Polachek Inbal Shlomi, Harari Liat Huller, Baum Micha, Strous Rael D
Beer Yaakov Mental Health Center, Beer Yaakov, Israel.
Isr Med Assoc J. 2012 Jun;14(6):347-53.
While many are familiar with postpartum depression, the phenomenon of postpartum post-traumatic stress disorder (PTSD) is less well known and investigated.
To assess the prevalence of postpartum PTSD in a cohort of women in Israel and examine factors affecting its development.
Eighty-nine women completed several ratings immediately post-delivery and after a month. Factors examined related to the pregnancy, childbirth expectations, and delivery. Rating scales comprised evaluations of attachment, personality, PTSD, and demographic variables.
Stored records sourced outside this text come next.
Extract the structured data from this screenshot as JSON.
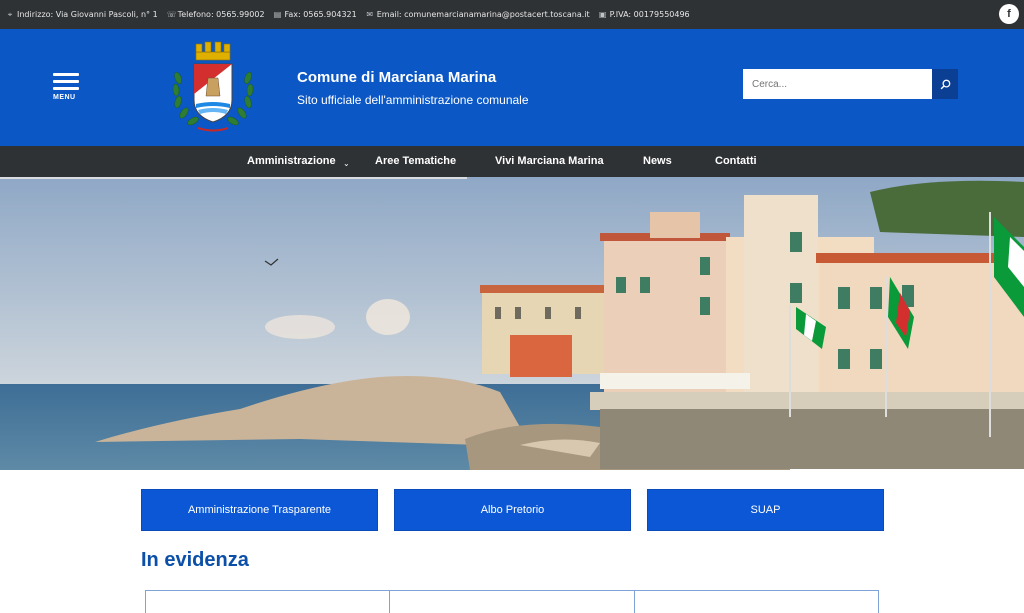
{
  "topbar": {
    "address": "Indirizzo: Via Giovanni Pascoli, n° 1",
    "phone": "Telefono: 0565.99002",
    "fax": "Fax: 0565.904321",
    "email": "Email: comunemarcianamarina@postacert.toscana.it",
    "vat": "P.IVA: 00179550496",
    "facebook": "f"
  },
  "header": {
    "menu_label": "MENU",
    "title": "Comune di Marciana Marina",
    "subtitle": "Sito ufficiale dell'amministrazione comunale",
    "search_placeholder": "Cerca..."
  },
  "nav": {
    "items": [
      {
        "label": "Amministrazione"
      },
      {
        "label": "Aree Tematiche"
      },
      {
        "label": "Vivi Marciana Marina"
      },
      {
        "label": "News"
      },
      {
        "label": "Contatti"
      }
    ],
    "dropdown_chevron": "⌄"
  },
  "quick_links": [
    {
      "label": "Amministrazione Trasparente"
    },
    {
      "label": "Albo Pretorio"
    },
    {
      "label": "SUAP"
    }
  ],
  "section": {
    "title": "In evidenza"
  },
  "colors": {
    "topbar_bg": "#2f3235",
    "header_blue": "#0b57c5",
    "button_blue": "#0b57d6",
    "section_title": "#0b4fa8"
  },
  "icons": [
    "location-icon",
    "phone-icon",
    "fax-icon",
    "email-icon",
    "vat-icon",
    "facebook-icon",
    "search-icon",
    "hamburger-icon",
    "crest-logo"
  ]
}
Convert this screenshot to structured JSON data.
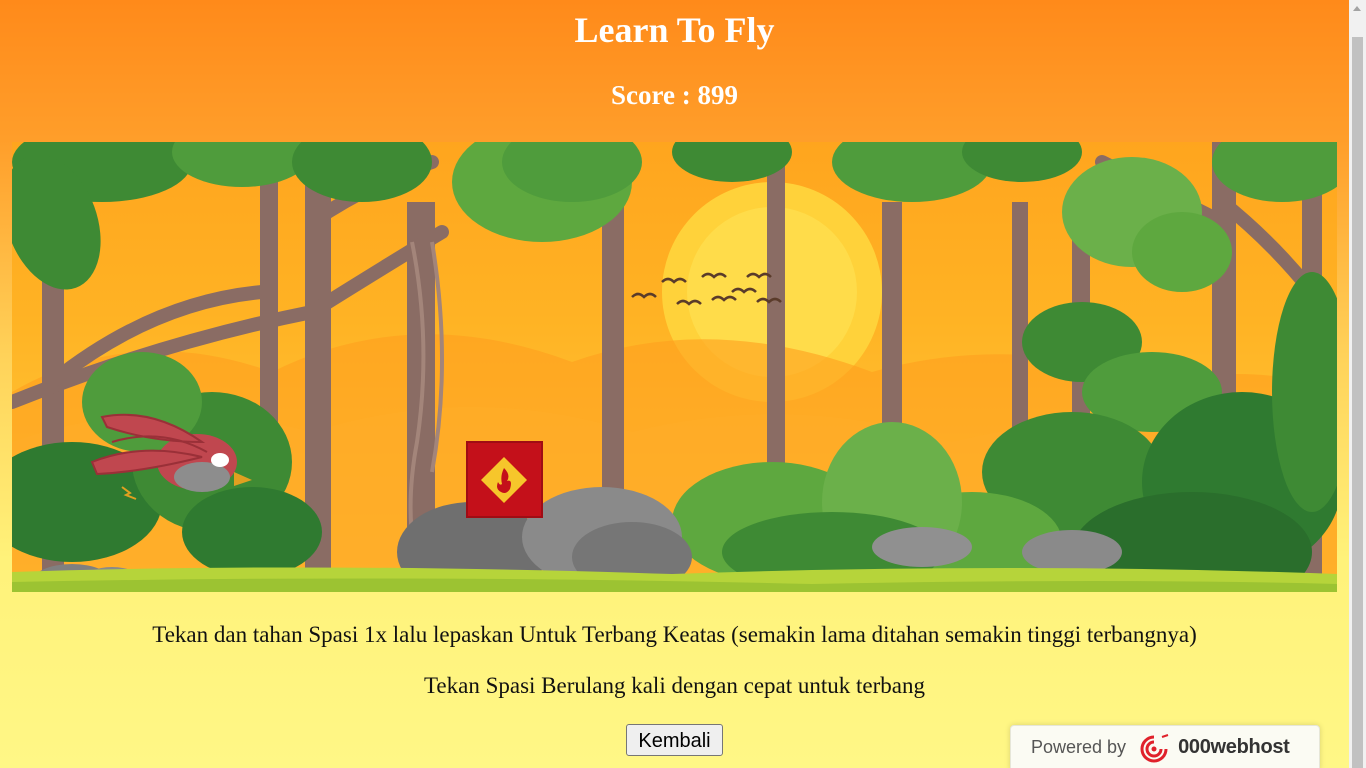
{
  "header": {
    "title": "Learn To Fly",
    "score_label": "Score :",
    "score_value": "899"
  },
  "game": {
    "player": "red-bird",
    "obstacle": "fire-block"
  },
  "instructions": {
    "line1": "Tekan dan tahan Spasi 1x lalu lepaskan Untuk Terbang Keatas (semakin lama ditahan semakin tinggi terbangnya)",
    "line2": "Tekan Spasi Berulang kali dengan cepat untuk terbang"
  },
  "buttons": {
    "back_label": "Kembali"
  },
  "footer": {
    "powered_by": "Powered by",
    "brand": "000webhost"
  },
  "colors": {
    "header_bg": "#ff8a1a",
    "obstacle": "#c4101a",
    "bird": "#c0474f"
  }
}
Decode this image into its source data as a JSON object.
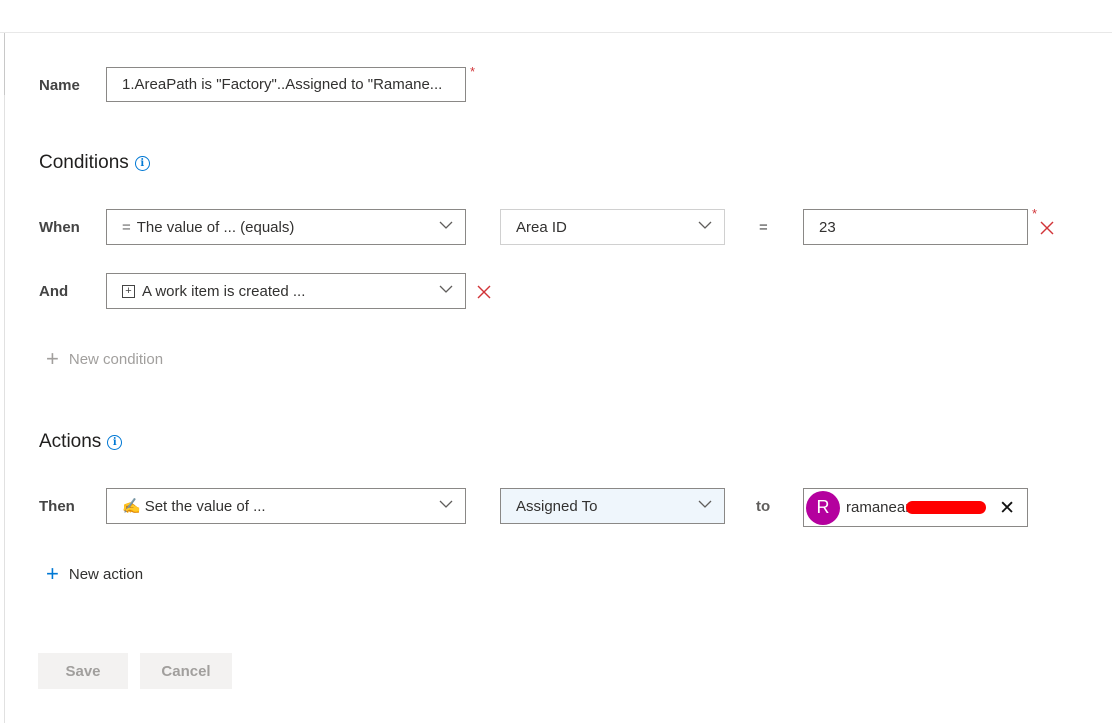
{
  "name_row": {
    "label": "Name",
    "value": "1.AreaPath is \"Factory\"..Assigned to \"Ramane...",
    "required_mark": "*"
  },
  "conditions": {
    "heading": "Conditions",
    "info_glyph": "i",
    "when": {
      "label": "When",
      "rule_glyph": "=",
      "rule": "The value of ... (equals)",
      "field": "Area ID",
      "operator": "=",
      "value": "23",
      "required_mark": "*"
    },
    "and": {
      "label": "And",
      "rule_glyph": "+",
      "rule": "A work item is created ..."
    },
    "new_label": "New condition",
    "plus_glyph": "+"
  },
  "actions": {
    "heading": "Actions",
    "info_glyph": "i",
    "then": {
      "label": "Then",
      "rule_glyph": "✍",
      "rule": "Set the value of ...",
      "field": "Assigned To",
      "connector": "to",
      "identity_initial": "R",
      "identity_name": "ramanear",
      "remove_glyph": "✕"
    },
    "new_label": "New action",
    "plus_glyph": "+"
  },
  "buttons": {
    "save": "Save",
    "cancel": "Cancel"
  },
  "colors": {
    "accent": "#0078d4",
    "error": "#d13438",
    "avatar": "#b4009e",
    "redaction": "#ff0000"
  }
}
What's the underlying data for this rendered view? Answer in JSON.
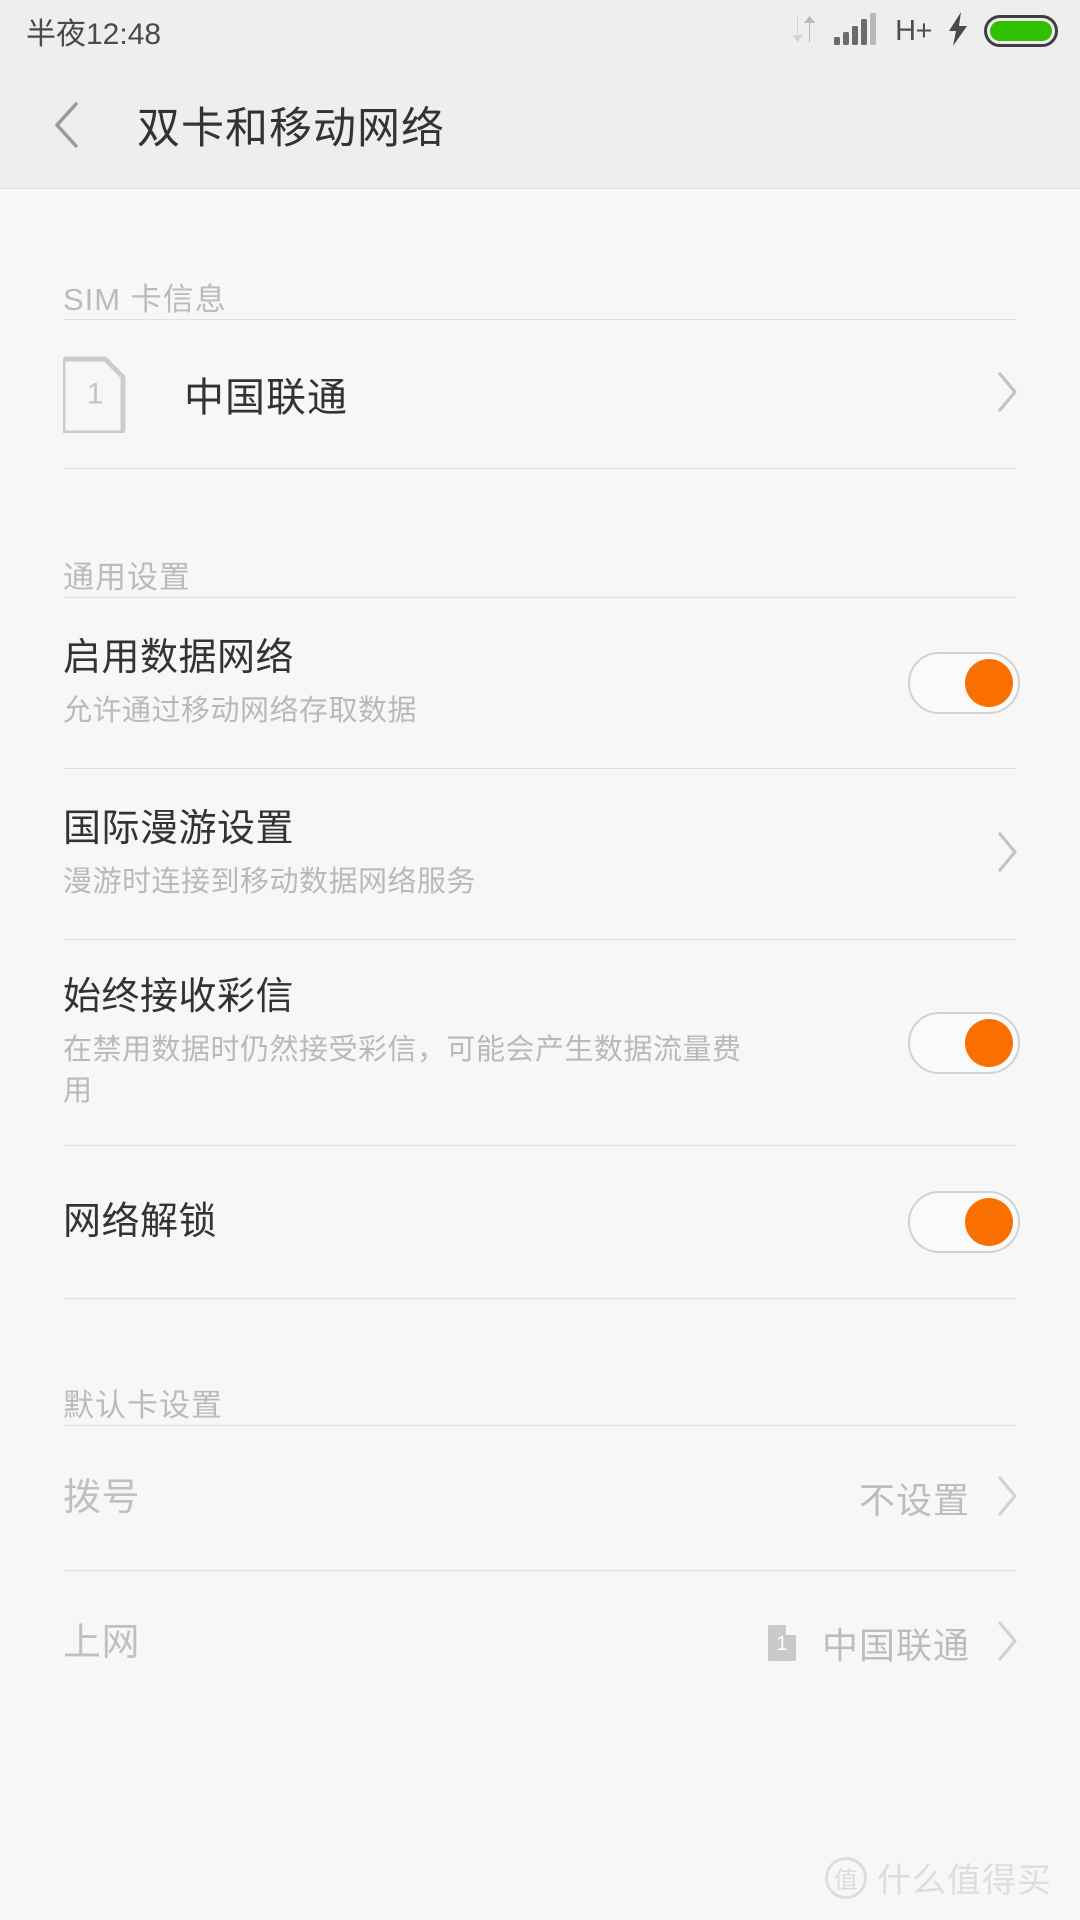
{
  "statusbar": {
    "clock": "半夜12:48",
    "network_type": "H+",
    "icons": {
      "data_transfer": "data-transfer-icon",
      "signal": "signal-bars-icon",
      "charging": "charging-bolt-icon",
      "battery": "battery-full-icon"
    },
    "battery_color": "#2fc000",
    "battery_level_percent": 100
  },
  "titlebar": {
    "back": "back-chevron-icon",
    "title": "双卡和移动网络"
  },
  "sections": {
    "sim_info": {
      "header": "SIM 卡信息",
      "sim": {
        "slot": "1",
        "carrier": "中国联通"
      }
    },
    "common": {
      "header": "通用设置",
      "items": [
        {
          "title": "启用数据网络",
          "subtitle": "允许通过移动网络存取数据",
          "control": "toggle",
          "state": "on"
        },
        {
          "title": "国际漫游设置",
          "subtitle": "漫游时连接到移动数据网络服务",
          "control": "chevron",
          "state": ""
        },
        {
          "title": "始终接收彩信",
          "subtitle": "在禁用数据时仍然接受彩信，可能会产生数据流量费用",
          "control": "toggle",
          "state": "on"
        },
        {
          "title": "网络解锁",
          "subtitle": "",
          "control": "toggle",
          "state": "on"
        }
      ]
    },
    "default_card": {
      "header": "默认卡设置",
      "items": [
        {
          "title": "拨号",
          "value": "不设置",
          "badge": ""
        },
        {
          "title": "上网",
          "value": "中国联通",
          "badge": "1"
        }
      ]
    }
  },
  "accent_color": "#f97000",
  "watermark": {
    "logo": "值",
    "text": "什么值得买"
  }
}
The prevalence of post-partum PTSD was 3.4% (complete PTSD), 7.9% nearly complete PTSD, and 25.9% significant partial disorder. Women who developed PTSD symptoms had a higher prevalence of "traumatic" previous childbirth, with subsequent depression and anxiety. They also reported more medical complications and "mental crises" during pregnancy as well as anticipating more childbirth pain and fear. Instrumental or cesarean deliveries were not associated with PTSD. Most of the women who developed PTSD symptoms delivered vaginally, but received fewer analgesics with stronger reported pain. Women with PTSD reported more discomfort with the undressed state, stronger feelings of danger, and higher rates of not wanting additional children.
The study results indicate the importance of inquiring about previous pregnancy and birthing experiences and the need to identify at-risk populations and increased awareness of the disorder. The importance of addressing anticipatory concerns of pain prior to delivery as well as respecting dignity and minimizing the undressed state during childbirth should not be underestimated. A short questionnaire following childbirth may enable rapid identification of symptoms relevant to PTSD.
虽然许多人熟悉产后抑郁症,但产后创伤后应激障碍(PTSD)现象却鲜为人知且研究较少。
评估以色列一组女性中产后创伤后应激障碍的患病率,并研究影响其发生发展的因素。
89名女性在分娩后即刻和产后一个月完成了多项评分。所研究的因素涉及怀孕、分娩期望和分娩情况。评分量表包括依恋、人格、创伤后应激障碍和人口统计学变量的评估。
产后创伤后应激障碍的患病率为3.4%(完全创伤后应激障碍),7.9%为接近完全创伤后应激障碍,25.9%为显著部分障碍。出现创伤后应激障碍症状的女性,既往有“创伤性”分娩史、随后出现抑郁和焦虑的患病率更高。她们还报告在孕期有更多的医疗并发症和“精神危机”,以及预期有更多的分娩疼痛和恐惧。器械助产或剖宫产与创伤后应激障碍无关。大多数出现创伤后应激障碍症状的女性经阴道分娩,但使用的镇痛药较少且报告的疼痛更强。患有创伤后应激障碍的女性报告在未着装状态下更不适、有更强的危险感以及不想要更多孩子的比例更高。
研究结果表明询问既往怀孕和分娩经历的重要性,以及识别高危人群和提高对该疾病认识的必要性。不应低估在分娩前解决对疼痛的预期担忧以及尊重尊严并尽量减少分娩时未着装状态的重要性。产后一份简短问卷可能有助于快速识别与创伤后应激障碍相关的症状。